Dust chokes the woods, stirred up to mix with heat and diesel fumes by the bulldozers working on a home site across the unpaved street, and Jim watches from the leafy shadows inside the barbed-wire boundary to his ever-shrinking triangle of land. Three men stand and talk in what will be a driveway while the big Cats growl around them. The street is barely above sea-level, in a flood zone, and they are building up a space for a new house.

He strips off a maple twig and chews the end ragged, feeling the thirty acres stretching behind him, brushy dry sweet-smelling woods that hide the square cinder block house he shares with his wife and daughter.

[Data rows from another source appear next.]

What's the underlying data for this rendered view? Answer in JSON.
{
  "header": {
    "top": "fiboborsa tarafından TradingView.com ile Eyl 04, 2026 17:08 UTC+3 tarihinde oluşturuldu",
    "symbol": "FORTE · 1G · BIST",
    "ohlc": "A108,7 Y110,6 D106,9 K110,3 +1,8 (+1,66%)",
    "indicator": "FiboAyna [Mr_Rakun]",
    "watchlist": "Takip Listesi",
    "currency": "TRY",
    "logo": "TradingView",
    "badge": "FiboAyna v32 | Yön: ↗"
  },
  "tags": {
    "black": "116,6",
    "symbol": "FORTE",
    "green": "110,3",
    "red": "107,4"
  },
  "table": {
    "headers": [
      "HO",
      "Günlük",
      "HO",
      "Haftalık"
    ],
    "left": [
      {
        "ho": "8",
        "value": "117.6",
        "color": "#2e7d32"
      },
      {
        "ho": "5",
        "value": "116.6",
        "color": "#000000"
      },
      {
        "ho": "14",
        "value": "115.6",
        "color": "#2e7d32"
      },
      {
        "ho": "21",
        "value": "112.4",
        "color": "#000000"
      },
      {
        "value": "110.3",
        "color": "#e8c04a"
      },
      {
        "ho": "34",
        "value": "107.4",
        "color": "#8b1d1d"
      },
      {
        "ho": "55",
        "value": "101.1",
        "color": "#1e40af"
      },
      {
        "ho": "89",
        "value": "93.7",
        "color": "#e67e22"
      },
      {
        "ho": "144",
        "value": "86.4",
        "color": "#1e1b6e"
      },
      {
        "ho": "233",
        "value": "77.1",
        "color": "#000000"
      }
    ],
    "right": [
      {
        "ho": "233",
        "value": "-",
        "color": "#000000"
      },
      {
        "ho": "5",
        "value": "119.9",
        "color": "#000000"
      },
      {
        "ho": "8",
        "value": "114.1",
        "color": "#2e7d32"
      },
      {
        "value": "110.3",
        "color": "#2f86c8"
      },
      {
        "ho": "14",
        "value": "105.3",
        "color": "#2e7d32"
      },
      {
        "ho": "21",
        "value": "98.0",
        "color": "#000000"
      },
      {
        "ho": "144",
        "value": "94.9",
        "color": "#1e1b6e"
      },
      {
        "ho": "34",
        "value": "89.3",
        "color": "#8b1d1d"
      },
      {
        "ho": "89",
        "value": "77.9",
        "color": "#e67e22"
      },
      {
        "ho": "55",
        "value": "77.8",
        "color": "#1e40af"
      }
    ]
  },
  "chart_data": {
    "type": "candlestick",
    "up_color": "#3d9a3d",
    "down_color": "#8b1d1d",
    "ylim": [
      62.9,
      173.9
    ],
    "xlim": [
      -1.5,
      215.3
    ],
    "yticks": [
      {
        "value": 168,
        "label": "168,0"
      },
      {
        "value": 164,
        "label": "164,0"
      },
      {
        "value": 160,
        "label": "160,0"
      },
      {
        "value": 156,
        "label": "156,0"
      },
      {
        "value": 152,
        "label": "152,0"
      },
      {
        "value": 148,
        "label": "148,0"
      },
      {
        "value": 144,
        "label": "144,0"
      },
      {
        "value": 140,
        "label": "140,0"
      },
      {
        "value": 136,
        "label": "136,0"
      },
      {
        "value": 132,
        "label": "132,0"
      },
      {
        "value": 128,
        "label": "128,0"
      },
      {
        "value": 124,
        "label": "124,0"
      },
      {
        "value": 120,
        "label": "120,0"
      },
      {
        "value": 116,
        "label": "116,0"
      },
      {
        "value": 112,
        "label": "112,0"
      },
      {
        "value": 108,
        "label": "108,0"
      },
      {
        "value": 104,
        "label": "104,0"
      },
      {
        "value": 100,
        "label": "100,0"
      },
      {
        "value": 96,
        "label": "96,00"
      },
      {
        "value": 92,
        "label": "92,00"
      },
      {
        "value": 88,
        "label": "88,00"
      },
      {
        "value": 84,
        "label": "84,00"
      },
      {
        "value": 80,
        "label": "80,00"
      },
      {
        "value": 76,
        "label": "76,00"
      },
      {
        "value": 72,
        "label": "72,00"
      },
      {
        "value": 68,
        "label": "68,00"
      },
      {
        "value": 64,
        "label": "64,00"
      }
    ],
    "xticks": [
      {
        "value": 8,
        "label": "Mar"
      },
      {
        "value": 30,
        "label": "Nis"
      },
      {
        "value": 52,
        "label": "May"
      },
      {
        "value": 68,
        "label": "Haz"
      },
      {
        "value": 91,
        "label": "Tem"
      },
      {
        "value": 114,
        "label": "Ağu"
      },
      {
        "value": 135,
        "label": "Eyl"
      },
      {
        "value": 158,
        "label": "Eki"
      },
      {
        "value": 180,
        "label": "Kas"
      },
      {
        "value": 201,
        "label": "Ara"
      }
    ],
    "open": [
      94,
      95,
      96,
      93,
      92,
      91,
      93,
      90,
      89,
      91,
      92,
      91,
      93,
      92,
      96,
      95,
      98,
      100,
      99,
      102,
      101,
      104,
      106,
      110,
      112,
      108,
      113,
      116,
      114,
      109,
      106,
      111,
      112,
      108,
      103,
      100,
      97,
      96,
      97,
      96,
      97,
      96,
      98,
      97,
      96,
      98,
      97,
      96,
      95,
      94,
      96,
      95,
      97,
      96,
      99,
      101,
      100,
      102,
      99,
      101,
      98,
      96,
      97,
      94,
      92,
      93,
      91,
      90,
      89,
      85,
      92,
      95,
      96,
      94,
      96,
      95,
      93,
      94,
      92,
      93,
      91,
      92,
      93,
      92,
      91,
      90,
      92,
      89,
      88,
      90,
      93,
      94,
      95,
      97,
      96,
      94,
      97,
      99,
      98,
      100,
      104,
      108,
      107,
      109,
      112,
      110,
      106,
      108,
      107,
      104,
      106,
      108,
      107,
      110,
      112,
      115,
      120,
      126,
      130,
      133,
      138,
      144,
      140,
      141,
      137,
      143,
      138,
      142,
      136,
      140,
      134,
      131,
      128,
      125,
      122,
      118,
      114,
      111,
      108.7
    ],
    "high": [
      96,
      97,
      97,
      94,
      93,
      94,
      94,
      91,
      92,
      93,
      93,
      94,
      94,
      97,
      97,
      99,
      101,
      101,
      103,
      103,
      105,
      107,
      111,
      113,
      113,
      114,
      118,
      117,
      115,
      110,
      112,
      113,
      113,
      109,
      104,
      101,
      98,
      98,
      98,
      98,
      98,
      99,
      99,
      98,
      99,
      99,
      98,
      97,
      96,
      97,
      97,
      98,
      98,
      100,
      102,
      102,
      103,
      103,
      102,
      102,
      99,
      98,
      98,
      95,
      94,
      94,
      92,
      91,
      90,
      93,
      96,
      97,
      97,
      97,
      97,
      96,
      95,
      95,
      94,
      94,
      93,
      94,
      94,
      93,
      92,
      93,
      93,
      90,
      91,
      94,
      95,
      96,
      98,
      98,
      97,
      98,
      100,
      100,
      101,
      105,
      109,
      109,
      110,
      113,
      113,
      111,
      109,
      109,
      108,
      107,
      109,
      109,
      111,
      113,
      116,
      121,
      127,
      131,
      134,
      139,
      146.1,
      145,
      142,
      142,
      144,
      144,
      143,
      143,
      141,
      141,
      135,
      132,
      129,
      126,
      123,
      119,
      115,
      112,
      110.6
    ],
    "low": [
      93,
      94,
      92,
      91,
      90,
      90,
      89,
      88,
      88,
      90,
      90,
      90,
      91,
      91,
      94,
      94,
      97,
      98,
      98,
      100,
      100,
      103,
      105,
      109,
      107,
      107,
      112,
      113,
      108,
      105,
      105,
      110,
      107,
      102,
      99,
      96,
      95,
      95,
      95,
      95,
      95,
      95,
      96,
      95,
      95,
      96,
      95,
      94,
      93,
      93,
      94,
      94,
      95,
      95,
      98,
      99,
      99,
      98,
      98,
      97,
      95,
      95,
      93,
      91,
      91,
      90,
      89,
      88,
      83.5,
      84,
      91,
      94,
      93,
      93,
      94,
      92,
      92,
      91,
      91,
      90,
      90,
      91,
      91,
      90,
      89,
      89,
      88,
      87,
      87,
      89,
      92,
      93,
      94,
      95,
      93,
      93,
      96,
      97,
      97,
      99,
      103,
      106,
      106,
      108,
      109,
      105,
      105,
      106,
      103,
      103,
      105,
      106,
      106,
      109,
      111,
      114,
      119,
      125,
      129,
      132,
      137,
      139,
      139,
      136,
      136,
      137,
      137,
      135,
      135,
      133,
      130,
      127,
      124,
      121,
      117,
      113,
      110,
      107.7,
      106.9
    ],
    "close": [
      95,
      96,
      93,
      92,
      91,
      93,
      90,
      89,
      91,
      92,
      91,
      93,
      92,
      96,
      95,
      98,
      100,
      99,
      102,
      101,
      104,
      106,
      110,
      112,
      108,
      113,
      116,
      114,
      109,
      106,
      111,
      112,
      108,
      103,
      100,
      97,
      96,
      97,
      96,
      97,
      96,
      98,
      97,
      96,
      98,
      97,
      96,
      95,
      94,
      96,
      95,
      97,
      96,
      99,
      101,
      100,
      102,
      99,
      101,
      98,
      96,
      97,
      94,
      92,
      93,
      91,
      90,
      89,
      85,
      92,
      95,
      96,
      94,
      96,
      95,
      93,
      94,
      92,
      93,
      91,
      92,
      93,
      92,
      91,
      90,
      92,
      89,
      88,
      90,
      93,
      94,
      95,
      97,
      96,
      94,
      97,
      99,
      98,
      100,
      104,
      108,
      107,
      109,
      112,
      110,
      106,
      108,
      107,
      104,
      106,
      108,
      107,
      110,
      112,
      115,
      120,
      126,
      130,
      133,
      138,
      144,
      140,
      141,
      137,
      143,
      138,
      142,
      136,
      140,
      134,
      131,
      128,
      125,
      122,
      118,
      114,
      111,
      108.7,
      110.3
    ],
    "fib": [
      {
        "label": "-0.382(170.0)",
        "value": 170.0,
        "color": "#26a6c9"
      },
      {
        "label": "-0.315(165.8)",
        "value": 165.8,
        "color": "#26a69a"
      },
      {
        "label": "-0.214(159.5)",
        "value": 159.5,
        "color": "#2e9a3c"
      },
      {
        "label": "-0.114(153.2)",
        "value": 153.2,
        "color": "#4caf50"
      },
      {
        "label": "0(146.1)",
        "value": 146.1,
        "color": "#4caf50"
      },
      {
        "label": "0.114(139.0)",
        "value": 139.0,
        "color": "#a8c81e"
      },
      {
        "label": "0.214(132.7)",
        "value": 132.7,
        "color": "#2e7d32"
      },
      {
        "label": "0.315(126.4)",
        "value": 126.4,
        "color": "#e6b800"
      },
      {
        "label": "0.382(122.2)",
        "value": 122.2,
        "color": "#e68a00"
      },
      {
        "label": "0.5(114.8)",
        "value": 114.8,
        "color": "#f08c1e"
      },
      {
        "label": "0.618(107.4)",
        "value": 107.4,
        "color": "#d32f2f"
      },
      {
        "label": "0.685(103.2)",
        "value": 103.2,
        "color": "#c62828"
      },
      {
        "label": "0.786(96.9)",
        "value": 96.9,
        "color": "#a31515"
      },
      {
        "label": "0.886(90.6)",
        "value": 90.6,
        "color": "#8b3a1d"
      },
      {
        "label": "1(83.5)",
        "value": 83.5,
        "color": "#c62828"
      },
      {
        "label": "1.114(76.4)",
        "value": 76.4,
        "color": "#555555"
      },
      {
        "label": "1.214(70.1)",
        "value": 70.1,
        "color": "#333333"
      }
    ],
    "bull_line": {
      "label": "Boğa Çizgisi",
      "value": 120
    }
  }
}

The edge of the road is loose sand piled up almost to the wire. Every time the street is graded it edges another foot or two onto his property. Let them come, Jim thinks. Let them get tangled up in the wire and ruin their machines. He picks up a bottle cap from near his foot and pictures barbed wire lashing and twisting in the tracks. He scowls and flings the cap out into the washboarded road.

Not far behind him, his daughter Annie crouches barefoot and silent in the rosemary bushes, watching her father. She is fifteen and probably gay, and anywhere else it would be more than probably. But this is Starkey, Georgia, and the Ku Klux Klan still holds its rallies down Second Street, and the churches hand out their pamphlets on the dangers of the New Age movement. In Starkey, if you are anything but white heterosexual Baptist, you keep it to yourself.

Sometimes Annie dreams of a woman’s hands on her, and her own hands on a woman’s body, and the dreams always make her sad. Sometimes when she wakes up she goes and finds something solid to hold onto, a tree usually, and presses herself against it tight with the bark imprinting the pale insides of her arms.

Linda, Jim’s common-law wife and Annie’s common-law stepmother, is usually the one to follow Jim around on his trapping days, but she’s at work. He does this about once a month, near the full moon, but today he’s riled up about the dozers and the new house going to be right across the road, and he isn’t waiting for the moon. This morning, Annie knew it was a trapping day when she got up for school and saw him in the garage sharpening a machete. Rope and wire were coiled on the floor near his feet, and he was singing softly, the soft scraping of the sharpener providing an uneven rhythm. When Annie walked in and the door squeaked, he flung the machete. He jerked his hand back halfway through the motion when he saw it was her, but not soon enough to stop it. She jumped out of the way, but it was already flying past her. It landed point-down in the laundry basket on top of the dryer. How many times I tell you never sneak up on me like that? His voice seemed to snag on something. She didn’t answer, just looked at the machete sticking up out of the basket and imagined throwing it back at him. The blade would hit him across the forehead. Dark blood would cover his face.